Mira Murati Just Raised $2 Billion—And Changed the Game for Female Founders

In today’s update: a possible EU-Trump trade shift, a big win for the Lionesses, and Mira Murati’s mind-blowing $2 billion seed round—rewriting the rules for women in tech.

Mira Murati Just Raised $2 Billion—And Changed the Game for Female Founders


– Against all odds.

Earlier this month, Mira Murati’s new company, Thinking Machines Lab, confirmed what the rumor mill had been buzzing about: they’ve raised a staggering $2 billion in seed funding at a $12 billion valuation.

Yes, you read that right. It’s the largest seed round ever in startup and venture capital history. It’s been widely reported—but one crucial angle hasn’t received enough attention: how unlikely this was, and how deeply it matters, especially for women founders.

Murati isn’t just another startup founder. She’s the Albania-born former CTO of OpenAI, a key figure behind the creation of ChatGPT, and someone who helped spark the generative AI movement we’re living in now. When she left OpenAI earlier this year, the industry knew something big was coming—but few expected this.

And while Thinking Machines hasn’t revealed much yet, insiders say Murati is assembling a next-gen AI company that’s aiming to solve some of humanity’s most urgent problems—climate change, diseases, inequality. The vision? To break the AI bubble and bring experts from other fields—science, healthcare, policy—into the fold before it’s too late and AI becomes a runaway train. Her company isn’t just building models; it’s building bridges.

But Murati is also stepping onto a battlefield already crowded with giants like OpenAI, Anthropic, and Google—teams that have years of a head start. That’s where the $2 billion comes in: compute, talent, and time are expensive, and she’ll need all three.

Still, the funding itself is historic. Consider this: last year, startups with at least one woman on the founding team raised $38 billion—but those founded solely by women? Just 2.1% of total VC dollars. That’s $3.7 billion across roughly 800 deals. And here’s Murati—raising more than half that, alone, in a single round.

A recent report by Female Founders Fund and Inc. makes the contrast even clearer. Despite receiving far less funding, women-led startups tend to do more with less—bringing in 78 cents of revenue per dollar raised, compared to just 31 cents for their male-led counterparts. They’re not just catching up—they’re outperforming.

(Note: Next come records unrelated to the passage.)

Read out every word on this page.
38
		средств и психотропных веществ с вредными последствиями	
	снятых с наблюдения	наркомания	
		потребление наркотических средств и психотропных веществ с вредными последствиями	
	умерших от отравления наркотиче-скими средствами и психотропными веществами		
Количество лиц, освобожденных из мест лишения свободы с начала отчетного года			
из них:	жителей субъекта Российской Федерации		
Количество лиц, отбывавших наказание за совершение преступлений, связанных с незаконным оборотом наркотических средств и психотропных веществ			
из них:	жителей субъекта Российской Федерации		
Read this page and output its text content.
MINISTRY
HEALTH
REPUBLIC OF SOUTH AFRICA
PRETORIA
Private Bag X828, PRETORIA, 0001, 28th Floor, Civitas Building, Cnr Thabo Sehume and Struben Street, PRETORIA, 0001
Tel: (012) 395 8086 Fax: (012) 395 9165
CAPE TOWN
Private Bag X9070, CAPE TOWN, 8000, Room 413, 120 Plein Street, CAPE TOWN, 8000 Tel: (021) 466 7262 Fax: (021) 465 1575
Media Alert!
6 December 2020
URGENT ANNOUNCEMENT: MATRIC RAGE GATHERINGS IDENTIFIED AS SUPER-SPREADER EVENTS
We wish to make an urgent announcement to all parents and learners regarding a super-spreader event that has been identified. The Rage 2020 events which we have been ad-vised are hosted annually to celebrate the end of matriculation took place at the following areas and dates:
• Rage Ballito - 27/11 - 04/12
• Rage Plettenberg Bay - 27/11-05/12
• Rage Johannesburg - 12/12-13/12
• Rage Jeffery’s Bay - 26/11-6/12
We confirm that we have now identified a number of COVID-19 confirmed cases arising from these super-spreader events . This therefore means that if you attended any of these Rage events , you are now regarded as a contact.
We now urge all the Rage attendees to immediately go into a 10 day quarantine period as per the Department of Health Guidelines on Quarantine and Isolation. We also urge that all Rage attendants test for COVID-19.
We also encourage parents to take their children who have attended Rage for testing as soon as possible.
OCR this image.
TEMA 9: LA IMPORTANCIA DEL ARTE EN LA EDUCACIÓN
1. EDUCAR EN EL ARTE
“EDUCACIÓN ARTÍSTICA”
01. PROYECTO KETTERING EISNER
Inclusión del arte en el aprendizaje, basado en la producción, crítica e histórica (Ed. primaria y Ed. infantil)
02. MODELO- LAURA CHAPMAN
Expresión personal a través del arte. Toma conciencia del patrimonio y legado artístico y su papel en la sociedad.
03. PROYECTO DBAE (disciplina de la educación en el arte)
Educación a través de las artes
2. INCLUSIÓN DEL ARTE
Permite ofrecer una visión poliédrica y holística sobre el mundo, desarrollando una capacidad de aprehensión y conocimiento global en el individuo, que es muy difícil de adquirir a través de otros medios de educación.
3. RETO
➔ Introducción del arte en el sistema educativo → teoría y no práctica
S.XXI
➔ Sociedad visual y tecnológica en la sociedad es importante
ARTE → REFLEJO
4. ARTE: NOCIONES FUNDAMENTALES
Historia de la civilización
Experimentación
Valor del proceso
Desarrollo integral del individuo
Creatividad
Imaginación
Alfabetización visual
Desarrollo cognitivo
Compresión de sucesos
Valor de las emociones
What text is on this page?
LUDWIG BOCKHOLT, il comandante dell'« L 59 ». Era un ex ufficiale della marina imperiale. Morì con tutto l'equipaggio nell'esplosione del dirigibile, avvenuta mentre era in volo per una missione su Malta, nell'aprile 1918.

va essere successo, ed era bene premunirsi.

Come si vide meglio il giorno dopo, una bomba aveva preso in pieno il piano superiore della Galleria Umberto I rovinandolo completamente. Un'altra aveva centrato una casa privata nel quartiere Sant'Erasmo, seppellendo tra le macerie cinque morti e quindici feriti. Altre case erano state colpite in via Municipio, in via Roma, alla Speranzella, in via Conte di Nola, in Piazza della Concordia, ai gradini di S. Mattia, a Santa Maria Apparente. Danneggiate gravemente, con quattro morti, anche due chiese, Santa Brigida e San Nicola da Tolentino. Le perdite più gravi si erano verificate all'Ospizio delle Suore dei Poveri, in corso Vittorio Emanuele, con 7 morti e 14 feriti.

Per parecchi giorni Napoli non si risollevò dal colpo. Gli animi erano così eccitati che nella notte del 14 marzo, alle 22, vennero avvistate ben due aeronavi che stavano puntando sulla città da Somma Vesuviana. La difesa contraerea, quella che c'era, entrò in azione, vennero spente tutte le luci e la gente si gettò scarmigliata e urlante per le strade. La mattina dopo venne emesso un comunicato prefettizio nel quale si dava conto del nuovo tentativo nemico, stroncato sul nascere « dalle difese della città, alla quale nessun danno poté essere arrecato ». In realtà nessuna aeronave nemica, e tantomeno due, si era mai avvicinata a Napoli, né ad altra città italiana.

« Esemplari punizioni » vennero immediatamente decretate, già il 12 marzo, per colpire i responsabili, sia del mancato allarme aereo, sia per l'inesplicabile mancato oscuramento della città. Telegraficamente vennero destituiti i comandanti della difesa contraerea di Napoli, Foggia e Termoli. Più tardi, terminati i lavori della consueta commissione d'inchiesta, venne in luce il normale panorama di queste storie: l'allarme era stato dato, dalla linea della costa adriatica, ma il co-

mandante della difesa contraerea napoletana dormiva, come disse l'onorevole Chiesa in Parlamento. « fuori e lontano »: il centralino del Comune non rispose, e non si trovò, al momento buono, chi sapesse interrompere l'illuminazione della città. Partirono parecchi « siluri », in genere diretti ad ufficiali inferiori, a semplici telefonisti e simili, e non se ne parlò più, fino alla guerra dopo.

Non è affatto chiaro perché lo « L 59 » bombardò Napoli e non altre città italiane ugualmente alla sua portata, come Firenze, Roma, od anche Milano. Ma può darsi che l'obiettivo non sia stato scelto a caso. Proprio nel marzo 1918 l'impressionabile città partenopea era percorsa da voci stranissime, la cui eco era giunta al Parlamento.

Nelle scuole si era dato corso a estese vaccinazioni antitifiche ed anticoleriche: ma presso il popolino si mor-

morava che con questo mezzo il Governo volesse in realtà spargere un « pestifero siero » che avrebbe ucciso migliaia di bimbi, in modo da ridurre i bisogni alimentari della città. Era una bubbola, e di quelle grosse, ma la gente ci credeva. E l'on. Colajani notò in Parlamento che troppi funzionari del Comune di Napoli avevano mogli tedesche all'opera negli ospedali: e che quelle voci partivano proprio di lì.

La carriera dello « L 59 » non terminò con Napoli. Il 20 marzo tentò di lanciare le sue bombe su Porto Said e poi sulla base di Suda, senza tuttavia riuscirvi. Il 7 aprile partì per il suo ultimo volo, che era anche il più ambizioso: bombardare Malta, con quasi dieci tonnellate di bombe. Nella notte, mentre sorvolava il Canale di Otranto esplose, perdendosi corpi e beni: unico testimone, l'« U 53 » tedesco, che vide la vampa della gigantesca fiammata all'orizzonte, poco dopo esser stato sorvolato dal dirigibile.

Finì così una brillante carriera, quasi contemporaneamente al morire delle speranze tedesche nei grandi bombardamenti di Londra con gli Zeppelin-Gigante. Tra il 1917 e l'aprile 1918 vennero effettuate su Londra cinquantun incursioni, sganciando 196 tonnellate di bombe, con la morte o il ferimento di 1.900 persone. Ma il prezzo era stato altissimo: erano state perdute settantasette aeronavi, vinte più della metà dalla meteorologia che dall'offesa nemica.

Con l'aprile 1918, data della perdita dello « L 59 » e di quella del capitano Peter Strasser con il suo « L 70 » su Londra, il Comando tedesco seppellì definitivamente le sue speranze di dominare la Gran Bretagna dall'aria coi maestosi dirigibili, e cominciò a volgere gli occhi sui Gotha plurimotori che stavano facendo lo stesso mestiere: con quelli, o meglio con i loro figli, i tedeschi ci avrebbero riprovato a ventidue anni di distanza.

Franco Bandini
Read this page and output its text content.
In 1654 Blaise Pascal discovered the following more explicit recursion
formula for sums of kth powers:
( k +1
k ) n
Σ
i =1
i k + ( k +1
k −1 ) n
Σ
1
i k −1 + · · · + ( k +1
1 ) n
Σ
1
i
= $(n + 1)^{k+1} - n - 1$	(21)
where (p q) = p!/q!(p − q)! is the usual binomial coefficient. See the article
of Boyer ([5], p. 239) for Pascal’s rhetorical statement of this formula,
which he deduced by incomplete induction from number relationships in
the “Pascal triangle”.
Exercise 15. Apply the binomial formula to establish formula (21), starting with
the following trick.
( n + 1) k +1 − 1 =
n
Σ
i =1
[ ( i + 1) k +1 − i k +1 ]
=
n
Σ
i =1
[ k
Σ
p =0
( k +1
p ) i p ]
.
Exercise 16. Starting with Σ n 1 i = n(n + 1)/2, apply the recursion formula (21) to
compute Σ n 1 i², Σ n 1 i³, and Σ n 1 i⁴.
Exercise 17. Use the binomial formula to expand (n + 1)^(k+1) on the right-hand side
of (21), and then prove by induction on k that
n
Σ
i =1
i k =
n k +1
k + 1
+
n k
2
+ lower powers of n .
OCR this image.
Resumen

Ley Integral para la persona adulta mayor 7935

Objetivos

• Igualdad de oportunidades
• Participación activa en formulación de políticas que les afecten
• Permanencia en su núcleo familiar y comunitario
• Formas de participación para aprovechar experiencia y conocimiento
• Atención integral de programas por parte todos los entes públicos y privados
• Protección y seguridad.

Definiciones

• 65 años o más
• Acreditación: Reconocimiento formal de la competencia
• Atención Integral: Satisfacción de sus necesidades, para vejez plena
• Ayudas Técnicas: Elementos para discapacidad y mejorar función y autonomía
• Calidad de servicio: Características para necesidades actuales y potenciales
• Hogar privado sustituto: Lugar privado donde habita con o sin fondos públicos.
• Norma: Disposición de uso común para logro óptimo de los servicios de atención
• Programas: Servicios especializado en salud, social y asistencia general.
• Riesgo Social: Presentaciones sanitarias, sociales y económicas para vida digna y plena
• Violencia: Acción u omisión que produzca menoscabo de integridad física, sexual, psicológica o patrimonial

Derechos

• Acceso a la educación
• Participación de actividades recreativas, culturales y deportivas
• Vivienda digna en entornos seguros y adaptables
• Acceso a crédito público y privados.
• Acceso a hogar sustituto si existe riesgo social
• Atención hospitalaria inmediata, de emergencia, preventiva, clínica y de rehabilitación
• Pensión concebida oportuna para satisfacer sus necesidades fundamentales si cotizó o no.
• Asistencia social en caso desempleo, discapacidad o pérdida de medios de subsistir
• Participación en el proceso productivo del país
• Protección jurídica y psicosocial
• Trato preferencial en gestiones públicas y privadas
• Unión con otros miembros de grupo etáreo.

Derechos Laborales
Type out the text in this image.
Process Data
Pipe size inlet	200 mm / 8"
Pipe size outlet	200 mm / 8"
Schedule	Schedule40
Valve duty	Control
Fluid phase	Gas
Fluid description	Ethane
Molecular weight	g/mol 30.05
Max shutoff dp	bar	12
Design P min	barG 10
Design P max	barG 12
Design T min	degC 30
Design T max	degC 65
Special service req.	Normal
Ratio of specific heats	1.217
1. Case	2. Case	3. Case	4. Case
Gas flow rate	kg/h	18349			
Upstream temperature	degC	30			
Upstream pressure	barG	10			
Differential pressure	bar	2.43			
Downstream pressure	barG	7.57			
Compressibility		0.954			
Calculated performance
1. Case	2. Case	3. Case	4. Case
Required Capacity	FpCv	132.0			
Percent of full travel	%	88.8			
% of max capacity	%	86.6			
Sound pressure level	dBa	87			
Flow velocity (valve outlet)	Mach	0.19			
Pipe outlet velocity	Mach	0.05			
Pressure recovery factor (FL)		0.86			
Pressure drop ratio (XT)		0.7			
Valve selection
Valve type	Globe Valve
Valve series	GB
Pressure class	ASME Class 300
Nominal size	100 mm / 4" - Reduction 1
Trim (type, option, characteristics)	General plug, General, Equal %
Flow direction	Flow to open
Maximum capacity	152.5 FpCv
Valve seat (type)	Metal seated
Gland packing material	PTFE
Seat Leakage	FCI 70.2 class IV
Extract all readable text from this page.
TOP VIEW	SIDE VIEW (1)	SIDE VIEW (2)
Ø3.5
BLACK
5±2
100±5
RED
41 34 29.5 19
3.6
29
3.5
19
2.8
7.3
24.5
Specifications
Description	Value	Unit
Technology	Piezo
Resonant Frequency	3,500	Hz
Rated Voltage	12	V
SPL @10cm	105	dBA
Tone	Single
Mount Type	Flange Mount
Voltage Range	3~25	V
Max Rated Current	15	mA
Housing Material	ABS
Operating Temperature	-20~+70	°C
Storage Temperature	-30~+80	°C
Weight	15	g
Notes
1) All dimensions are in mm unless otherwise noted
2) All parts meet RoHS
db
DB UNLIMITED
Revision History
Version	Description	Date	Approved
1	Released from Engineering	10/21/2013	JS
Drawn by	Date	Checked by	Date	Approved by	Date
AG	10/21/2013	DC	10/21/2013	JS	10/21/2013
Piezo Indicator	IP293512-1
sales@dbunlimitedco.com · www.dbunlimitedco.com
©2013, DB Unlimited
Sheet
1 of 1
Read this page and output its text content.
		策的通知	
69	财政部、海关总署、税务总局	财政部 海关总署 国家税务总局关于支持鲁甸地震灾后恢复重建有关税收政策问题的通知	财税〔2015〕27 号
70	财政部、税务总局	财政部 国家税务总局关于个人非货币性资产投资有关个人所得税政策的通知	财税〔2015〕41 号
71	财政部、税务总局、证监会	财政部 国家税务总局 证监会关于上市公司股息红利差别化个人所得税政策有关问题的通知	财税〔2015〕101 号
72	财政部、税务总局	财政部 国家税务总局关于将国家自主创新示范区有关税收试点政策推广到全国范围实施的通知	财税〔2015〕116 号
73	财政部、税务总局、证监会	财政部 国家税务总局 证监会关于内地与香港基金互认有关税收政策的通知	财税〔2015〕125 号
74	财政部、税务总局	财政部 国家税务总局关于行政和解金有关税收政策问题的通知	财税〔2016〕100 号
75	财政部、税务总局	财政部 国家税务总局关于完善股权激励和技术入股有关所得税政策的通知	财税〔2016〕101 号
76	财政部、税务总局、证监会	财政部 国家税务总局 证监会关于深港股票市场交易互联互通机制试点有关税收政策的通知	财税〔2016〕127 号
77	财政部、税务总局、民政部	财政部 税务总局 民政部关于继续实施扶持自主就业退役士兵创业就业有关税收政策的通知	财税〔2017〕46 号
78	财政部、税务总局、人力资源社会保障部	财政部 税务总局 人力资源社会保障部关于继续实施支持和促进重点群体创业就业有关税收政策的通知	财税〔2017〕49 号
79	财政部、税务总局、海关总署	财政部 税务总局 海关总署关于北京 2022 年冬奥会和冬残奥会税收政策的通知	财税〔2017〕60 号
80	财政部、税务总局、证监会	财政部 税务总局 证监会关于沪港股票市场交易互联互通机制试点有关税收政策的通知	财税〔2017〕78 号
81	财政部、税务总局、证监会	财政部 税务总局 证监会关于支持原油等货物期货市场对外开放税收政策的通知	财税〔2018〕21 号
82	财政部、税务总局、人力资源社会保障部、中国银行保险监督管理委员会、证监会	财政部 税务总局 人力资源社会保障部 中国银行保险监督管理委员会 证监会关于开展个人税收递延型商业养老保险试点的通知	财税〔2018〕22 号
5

So what happens when you do give a woman founder $2 billion? And not just any founder—a generational talent who’s already helped shape the future once?

The investor list reads like a who’s who of tech: Accel, AMD, Cisco, Jane Street, Nvidia, and ServiceNow. Of course, they’re betting on a return. But this story is about more than valuation. It’s about what happens when capital meets purpose—and when a woman finally gets a seat at the biggest table.

Murati’s success is more than a milestone—it’s a signal. To every ambitious woman watching from the sidelines, and every underestimated founder building in the shadows: what once seemed impossible is now very, very real.